Rudy Mas’ud Klaim Belum Ada Penyalahgunaan BBM Subsidi di Kaltim

Gubernur Kaltim Rudy Mas’ud (niaga.asia/Nur Asih Damayanti)

SAMARINDA.NIAGA.ASIA — Pemprov Kaltim menegaskan lagi larangan kendaraan operasional industri seperti pertambangan dan perkebunan menggunakan bahan bakar minyak (BBM) subsidi, seperti Bio Solar dan Pertalite.

Larangan itu untuk memastikan distribusi BBM tepat sasaran, sekaligus mencegah terjadinya kelangkaan kembali BBM di tengah masyarakat.

Gubernur Kaltim Rudy Mas’ud meminta Pertamina Patra Niaga Kalimantan untuk mengawasi distribusi BBM subsidi, seiring kejadian antrean panjang di Stasiun Pengisian Bahan Bakar Umum (SPBU) di berbagai daerah di Kaltim.

“Bagaimana agar BBM subsidi ini tidak banyak digunakan oleh kegiatan-kegiatan perindustrian misalkan pertambangan, perkebunan, termasuk jasa angkut barang atau kontainer. Semua harus menggunakan BBM industri bukan subsidi,” kata Rudy, ditemui di Kantor Gubernur Kaltim, Jalan Gajah Mada, Samarinda, Senin 6 Oktober 2025.

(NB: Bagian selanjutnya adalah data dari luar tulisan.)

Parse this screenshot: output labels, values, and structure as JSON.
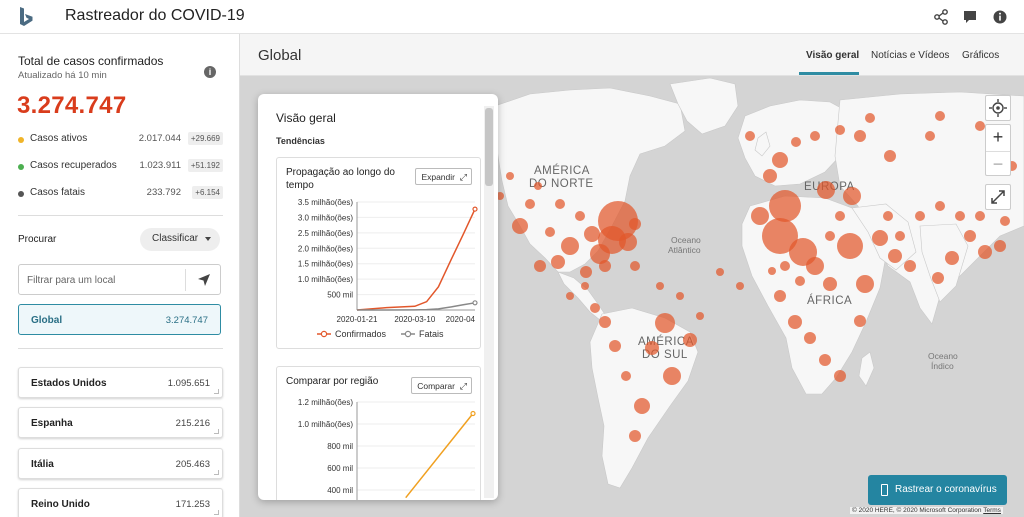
{
  "header": {
    "title": "Rastreador do COVID-19",
    "icons": [
      "share-icon",
      "feedback-icon",
      "info-icon"
    ]
  },
  "left": {
    "title": "Total de casos confirmados",
    "updated": "Atualizado há 10 min",
    "total": "3.274.747",
    "stats": [
      {
        "label": "Casos ativos",
        "value": "2.017.044",
        "delta": "+29.669",
        "color": "#f0b429"
      },
      {
        "label": "Casos recuperados",
        "value": "1.023.911",
        "delta": "+51.192",
        "color": "#4caf50"
      },
      {
        "label": "Casos fatais",
        "value": "233.792",
        "delta": "+6.154",
        "color": "#555555"
      }
    ],
    "search_label": "Procurar",
    "sort_label": "Classificar",
    "filter_placeholder": "Filtrar para um local",
    "global": {
      "name": "Global",
      "value": "3.274.747"
    },
    "locations": [
      {
        "name": "Estados Unidos",
        "value": "1.095.651"
      },
      {
        "name": "Espanha",
        "value": "215.216"
      },
      {
        "name": "Itália",
        "value": "205.463"
      },
      {
        "name": "Reino Unido",
        "value": "171.253"
      }
    ]
  },
  "main": {
    "title": "Global",
    "tabs": [
      "Visão geral",
      "Notícias e Vídeos",
      "Gráficos"
    ],
    "active_tab": "Visão geral",
    "map_labels": {
      "na": [
        "AMÉRICA",
        "DO NORTE"
      ],
      "eu": "EUROPA",
      "af": "ÁFRICA",
      "sa": [
        "AMÉRICA",
        "DO SUL"
      ],
      "atl": [
        "Oceano",
        "Atlântico"
      ],
      "ind": [
        "Oceano",
        "Índico"
      ]
    },
    "track_button": "Rastrear o coronavírus",
    "copyright": "© 2020 HERE, © 2020 Microsoft Corporation",
    "terms": "Terms",
    "accent": "#2e8ca3"
  },
  "overview": {
    "title": "Visão geral",
    "subtitle": "Tendências",
    "card1_title": [
      "Propagação ao longo do",
      "tempo"
    ],
    "card1_button": "Expandir",
    "card2_title": "Comparar por região",
    "card2_button": "Comparar"
  },
  "chart_data": [
    {
      "type": "line",
      "title": "Propagação ao longo do tempo",
      "x": [
        "2020-01-21",
        "2020-02-15",
        "2020-03-10",
        "2020-03-20",
        "2020-03-30",
        "2020-04-10",
        "2020-04-20",
        "2020-04-30"
      ],
      "x_tick_labels": [
        "2020-01-21",
        "2020-03-10",
        "2020-04"
      ],
      "y_tick_labels": [
        "500 mil",
        "1.0 milhão(ões)",
        "1.5 milhão(ões)",
        "2.0 milhão(ões)",
        "2.5 milhão(ões)",
        "3.0 milhão(ões)",
        "3.5 milhão(ões)"
      ],
      "ylim": [
        0,
        3500000
      ],
      "series": [
        {
          "name": "Confirmados",
          "color": "#e2572b",
          "values": [
            300,
            75000,
            120000,
            270000,
            750000,
            1650000,
            2450000,
            3270000
          ]
        },
        {
          "name": "Fatais",
          "color": "#888888",
          "values": [
            10,
            2000,
            4300,
            11000,
            35000,
            100000,
            170000,
            233000
          ]
        }
      ]
    },
    {
      "type": "line",
      "title": "Comparar por região",
      "y_tick_labels": [
        "400 mil",
        "600 mil",
        "800 mil",
        "1.0 milhão(ões)",
        "1.2 milhão(ões)"
      ],
      "ylim": [
        400000,
        1200000
      ],
      "series": [
        {
          "color": "#f0a020",
          "x": [
            0.42,
            1.0
          ],
          "values": [
            330000,
            1095651
          ]
        }
      ]
    }
  ]
}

Rudy menjelaskan jika terjadi penyalahgunaan BBM subsidi ini, menjadi salah satu faktor yang mengakibatkan kelangkaan BBM subsidi di masyarakat, sehingga mengakibatkan antrean panjang yang juga akan menyusahkan masyarakat.

“Kita mencari solusi layout-nya bagaimana, terlebih kita kilangnya ada disini,” ujar Rudy.

Meskipun demikian, menurut Rudy sejauh ini belum ditemukan adanya praktek penyalahgunaan BBM subsidi. Dia lebih menekankan upaya pencegahan penyalahgunaan.

Menurut Rudy, BBM subsidi ini hanya diperuntukkan untuk kendaraan masyarakat kurang mampu dan transportasi angkutan umum saja.

“Temuan (penyalahgunaan BBM subsidi) belum ada. Kita memitigasi supaya tidak terjadi dan agar BBM subsidi ini menjadi hak masyarakat kita,” tegas dia.

Selain BBM, masalah lain yang sering terjadi adalah soal elpiji 3 kilogram, yang juga sering terjadi disparitas harga LPG bersubsidi ini di masyarakat.

“Karena keluar dari Pertamina harganya kurang lebih Rp15 ribu tapi yang terjadi di lapangan terutama remote area (daerah terpencil) bisa Rp 30 ribu- Rp 50 ribu,” ujarnya.

Selain itu, tidak jarang elpiji bersubsidi ini dibeli oleh masyarakat mampu maupun pelaku industri. Meminimalisir itu, Rudy meminta agar agen-agen dan pangkalan juga menjual LPG non subsidi.

“Jadi orang yang berkemampuan tidak membeli (LPG) yang menjadi jatahnya masyarakat miskin,” demikian Rudy Mas’ud.